24. A method for inhibiting development of GvHD in a recipient subject scheduled to receive a transplant from an organ, tissue or cell donor subject, the method comprising: administering to an organ, tissue, or cell donor subject, prior to harvesting the organ, tissue, or cell from the donor subject, a pharmaceutically acceptable composition comprising an agent selected from the group consisting of alpha-1 antitrypsin (AAT), a recombinant version thereof, a fusion polypeptide thereof, a RCL mutant thereof, and a carboxyterminal fragment thereof; harvesting the organ, tissue, or cell from the donor subject; and transplanting or implanting the organ, tissue, or cell from the donor subject treated with the agent into the recipient subject, whereby graft rejection or development of GvHD is inhibited in the recipient subject.

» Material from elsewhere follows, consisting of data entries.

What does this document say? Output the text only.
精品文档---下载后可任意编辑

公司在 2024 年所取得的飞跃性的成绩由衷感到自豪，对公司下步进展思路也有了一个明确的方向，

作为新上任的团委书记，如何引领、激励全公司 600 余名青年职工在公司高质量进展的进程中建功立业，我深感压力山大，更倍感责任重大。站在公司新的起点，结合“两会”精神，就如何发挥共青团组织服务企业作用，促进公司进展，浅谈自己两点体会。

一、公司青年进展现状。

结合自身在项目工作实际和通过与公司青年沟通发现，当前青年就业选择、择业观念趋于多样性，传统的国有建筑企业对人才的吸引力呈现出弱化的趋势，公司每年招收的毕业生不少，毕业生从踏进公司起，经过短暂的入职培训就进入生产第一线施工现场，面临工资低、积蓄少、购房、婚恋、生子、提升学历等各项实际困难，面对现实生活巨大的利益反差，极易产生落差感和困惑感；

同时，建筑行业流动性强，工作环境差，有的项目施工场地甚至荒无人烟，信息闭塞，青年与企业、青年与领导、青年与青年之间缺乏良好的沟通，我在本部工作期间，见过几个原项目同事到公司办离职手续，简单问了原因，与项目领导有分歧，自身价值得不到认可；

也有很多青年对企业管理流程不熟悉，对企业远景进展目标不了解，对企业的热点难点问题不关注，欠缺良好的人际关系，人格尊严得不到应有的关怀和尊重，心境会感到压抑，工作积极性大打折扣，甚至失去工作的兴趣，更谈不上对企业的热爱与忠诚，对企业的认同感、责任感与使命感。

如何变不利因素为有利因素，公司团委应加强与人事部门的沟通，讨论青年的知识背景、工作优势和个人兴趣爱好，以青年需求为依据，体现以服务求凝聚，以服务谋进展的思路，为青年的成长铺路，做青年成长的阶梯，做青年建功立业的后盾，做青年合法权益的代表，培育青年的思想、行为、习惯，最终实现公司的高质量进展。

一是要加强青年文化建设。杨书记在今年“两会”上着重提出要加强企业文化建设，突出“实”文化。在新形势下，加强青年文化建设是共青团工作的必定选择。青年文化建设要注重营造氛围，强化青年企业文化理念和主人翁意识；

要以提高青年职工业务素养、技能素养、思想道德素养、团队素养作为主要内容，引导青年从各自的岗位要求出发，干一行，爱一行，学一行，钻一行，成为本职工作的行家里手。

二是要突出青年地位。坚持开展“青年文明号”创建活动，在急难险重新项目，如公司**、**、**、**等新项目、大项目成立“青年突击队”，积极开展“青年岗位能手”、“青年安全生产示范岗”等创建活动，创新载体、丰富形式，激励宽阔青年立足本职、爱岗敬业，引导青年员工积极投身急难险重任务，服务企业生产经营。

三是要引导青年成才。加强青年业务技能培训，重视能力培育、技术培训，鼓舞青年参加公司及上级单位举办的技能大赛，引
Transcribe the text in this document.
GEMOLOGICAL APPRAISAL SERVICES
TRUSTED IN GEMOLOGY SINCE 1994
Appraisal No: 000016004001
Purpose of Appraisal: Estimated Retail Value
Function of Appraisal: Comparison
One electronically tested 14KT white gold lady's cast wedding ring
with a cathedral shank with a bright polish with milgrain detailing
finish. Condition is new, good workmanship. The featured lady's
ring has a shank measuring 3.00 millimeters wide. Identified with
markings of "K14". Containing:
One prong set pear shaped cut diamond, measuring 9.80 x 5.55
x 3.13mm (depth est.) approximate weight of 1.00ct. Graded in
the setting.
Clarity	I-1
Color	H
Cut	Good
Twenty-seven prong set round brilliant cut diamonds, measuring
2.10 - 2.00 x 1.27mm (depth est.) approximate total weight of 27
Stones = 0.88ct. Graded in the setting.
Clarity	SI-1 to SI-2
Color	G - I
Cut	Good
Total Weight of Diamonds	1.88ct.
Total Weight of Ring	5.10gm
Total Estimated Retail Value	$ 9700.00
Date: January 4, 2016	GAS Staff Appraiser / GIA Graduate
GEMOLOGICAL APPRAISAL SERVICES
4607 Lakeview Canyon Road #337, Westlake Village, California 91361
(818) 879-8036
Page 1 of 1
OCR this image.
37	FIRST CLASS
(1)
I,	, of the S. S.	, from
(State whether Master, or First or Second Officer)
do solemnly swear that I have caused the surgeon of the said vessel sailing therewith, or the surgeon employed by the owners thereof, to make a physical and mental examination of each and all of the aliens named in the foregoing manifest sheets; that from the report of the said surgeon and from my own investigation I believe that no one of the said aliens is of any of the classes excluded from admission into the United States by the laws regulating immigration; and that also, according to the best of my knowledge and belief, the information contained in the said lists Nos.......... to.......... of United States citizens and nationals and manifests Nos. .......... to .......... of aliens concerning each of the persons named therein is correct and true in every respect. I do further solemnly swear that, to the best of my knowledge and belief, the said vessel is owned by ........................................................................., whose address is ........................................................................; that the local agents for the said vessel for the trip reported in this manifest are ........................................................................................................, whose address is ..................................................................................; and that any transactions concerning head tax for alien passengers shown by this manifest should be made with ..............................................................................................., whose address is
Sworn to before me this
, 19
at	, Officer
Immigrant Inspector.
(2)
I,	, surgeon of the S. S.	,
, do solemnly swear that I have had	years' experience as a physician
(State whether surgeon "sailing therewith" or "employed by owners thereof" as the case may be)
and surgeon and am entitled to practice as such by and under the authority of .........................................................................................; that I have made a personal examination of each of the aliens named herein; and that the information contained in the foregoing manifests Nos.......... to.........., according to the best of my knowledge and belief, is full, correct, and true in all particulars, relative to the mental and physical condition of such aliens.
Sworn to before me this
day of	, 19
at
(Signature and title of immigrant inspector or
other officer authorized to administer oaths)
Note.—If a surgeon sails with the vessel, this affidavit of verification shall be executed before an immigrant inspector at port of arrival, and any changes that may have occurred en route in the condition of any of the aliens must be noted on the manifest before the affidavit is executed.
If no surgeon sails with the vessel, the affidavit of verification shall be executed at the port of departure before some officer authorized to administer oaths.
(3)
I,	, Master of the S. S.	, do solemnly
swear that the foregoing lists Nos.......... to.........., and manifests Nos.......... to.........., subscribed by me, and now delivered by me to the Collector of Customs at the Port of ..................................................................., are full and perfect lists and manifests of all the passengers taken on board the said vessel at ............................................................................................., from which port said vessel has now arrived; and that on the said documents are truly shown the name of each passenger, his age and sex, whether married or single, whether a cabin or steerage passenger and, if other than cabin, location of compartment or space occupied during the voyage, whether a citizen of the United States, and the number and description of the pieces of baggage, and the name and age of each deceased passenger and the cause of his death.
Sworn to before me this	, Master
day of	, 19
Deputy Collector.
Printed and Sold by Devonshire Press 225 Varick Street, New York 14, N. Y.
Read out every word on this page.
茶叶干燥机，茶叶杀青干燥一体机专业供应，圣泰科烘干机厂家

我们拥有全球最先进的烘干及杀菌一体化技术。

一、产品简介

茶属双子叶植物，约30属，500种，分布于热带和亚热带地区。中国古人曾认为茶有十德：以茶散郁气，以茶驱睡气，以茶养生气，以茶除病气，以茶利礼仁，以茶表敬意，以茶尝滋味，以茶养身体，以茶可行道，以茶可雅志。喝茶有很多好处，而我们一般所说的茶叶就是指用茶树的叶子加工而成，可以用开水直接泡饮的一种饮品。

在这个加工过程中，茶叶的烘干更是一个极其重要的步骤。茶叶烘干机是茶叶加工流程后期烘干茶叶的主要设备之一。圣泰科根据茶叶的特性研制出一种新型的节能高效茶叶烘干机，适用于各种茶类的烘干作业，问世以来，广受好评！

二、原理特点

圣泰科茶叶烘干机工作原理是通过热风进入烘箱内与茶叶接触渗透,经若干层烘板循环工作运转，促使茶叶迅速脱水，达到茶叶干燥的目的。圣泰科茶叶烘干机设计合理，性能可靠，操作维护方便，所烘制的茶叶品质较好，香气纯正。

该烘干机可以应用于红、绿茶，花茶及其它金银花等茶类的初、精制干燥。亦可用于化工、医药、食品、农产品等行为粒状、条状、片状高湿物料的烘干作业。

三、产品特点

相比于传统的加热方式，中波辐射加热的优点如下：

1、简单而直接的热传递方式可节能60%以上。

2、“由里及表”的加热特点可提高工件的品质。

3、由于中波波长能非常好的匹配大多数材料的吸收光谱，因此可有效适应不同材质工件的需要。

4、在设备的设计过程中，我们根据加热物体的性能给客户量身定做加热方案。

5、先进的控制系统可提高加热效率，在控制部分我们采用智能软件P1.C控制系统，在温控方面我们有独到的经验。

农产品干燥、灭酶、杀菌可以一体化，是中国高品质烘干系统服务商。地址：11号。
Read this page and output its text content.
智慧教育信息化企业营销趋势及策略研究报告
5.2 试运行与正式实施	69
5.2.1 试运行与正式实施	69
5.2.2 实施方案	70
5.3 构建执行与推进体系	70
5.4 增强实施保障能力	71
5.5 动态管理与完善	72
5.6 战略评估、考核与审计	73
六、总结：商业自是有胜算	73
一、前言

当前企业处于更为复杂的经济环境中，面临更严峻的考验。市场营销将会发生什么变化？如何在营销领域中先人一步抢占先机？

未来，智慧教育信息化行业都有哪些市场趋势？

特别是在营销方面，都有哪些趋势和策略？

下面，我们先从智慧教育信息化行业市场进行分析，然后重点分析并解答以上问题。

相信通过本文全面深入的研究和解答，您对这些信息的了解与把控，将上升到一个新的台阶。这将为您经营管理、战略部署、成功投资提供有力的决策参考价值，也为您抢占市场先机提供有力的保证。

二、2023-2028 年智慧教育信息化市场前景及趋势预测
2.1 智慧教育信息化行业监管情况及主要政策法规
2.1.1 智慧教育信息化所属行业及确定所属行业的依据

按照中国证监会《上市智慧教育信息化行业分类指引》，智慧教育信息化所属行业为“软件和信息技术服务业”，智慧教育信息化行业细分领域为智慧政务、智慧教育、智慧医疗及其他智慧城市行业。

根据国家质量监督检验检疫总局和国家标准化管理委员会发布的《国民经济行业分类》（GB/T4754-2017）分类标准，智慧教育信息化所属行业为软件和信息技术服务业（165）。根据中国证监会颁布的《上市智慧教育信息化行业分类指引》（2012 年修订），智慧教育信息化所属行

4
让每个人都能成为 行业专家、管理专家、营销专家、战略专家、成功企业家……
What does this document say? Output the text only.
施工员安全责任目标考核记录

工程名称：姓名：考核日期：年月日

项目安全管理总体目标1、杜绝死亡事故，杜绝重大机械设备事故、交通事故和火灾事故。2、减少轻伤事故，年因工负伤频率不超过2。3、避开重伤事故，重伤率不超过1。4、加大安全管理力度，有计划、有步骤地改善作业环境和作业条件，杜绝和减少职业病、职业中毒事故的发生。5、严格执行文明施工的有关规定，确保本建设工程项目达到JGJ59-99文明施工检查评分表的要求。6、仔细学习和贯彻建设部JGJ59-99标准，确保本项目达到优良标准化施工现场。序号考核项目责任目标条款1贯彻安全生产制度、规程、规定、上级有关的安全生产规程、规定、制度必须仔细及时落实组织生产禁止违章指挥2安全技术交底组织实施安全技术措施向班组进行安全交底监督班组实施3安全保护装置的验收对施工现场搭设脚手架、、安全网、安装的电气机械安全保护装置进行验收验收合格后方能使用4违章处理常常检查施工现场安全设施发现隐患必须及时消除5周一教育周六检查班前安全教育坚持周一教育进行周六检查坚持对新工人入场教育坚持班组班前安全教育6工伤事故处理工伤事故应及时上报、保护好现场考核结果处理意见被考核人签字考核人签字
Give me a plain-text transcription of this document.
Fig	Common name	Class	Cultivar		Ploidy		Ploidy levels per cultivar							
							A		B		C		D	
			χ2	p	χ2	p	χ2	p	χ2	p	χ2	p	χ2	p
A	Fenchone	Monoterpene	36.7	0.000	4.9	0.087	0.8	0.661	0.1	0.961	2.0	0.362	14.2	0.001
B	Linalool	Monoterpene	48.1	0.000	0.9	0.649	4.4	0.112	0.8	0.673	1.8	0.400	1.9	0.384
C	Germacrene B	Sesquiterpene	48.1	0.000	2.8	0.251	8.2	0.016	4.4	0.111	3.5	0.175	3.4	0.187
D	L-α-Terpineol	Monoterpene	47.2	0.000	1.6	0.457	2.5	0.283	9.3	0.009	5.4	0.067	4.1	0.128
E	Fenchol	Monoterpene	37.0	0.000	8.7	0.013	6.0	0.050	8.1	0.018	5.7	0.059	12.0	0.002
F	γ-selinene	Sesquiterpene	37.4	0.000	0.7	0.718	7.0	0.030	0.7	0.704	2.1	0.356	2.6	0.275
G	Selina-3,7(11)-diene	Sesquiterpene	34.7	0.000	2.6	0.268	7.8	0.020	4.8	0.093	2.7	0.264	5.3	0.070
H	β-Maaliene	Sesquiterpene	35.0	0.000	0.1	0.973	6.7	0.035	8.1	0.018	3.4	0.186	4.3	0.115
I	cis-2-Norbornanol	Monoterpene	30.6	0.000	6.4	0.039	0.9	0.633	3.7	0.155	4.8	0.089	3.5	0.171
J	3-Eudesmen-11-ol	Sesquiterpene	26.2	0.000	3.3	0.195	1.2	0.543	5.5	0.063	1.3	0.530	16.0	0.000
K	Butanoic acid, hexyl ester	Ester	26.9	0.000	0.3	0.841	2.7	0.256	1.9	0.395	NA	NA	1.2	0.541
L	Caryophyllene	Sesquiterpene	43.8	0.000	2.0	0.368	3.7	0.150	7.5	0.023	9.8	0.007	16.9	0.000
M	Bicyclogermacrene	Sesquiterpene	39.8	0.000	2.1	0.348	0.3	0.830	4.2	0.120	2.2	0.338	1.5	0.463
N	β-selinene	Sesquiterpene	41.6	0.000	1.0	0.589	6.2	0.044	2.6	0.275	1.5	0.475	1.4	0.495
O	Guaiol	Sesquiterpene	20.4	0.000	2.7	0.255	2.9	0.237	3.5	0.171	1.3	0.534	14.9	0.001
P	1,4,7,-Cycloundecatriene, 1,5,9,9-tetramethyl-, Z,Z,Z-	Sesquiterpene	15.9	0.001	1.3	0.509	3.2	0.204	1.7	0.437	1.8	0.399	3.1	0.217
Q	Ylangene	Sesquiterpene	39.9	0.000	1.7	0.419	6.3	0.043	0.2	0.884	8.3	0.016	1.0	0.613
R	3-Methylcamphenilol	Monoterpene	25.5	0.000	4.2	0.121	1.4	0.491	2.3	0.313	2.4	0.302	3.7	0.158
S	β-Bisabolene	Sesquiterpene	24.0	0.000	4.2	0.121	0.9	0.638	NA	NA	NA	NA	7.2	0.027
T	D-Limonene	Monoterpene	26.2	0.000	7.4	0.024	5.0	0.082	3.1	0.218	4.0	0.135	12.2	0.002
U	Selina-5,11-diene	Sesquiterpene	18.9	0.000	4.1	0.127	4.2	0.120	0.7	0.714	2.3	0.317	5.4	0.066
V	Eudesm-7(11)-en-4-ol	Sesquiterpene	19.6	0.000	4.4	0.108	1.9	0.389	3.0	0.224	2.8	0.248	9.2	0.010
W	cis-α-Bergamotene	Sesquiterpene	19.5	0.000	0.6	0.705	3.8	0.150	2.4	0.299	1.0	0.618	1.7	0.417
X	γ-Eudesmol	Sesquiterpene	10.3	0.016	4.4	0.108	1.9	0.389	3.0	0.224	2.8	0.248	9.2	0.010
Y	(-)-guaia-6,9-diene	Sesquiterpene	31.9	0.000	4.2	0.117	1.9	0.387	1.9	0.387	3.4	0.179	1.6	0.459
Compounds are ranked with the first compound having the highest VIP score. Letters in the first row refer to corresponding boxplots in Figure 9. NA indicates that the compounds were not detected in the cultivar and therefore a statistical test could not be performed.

25. The method of claim 24, wherein the recipient subject is administered the composition before transplantation, after transplantation, or both before and after transplantation.

26. The method of claim 24 wherein the donor or recipient subject is human.

27. The method of claim 24, wherein the recipient subject received a mis-matched organ, tissue, or cell implant or transplant.

28. The method of claim 27, wherein the mismatched implant comprises an HCT implantation into the subject.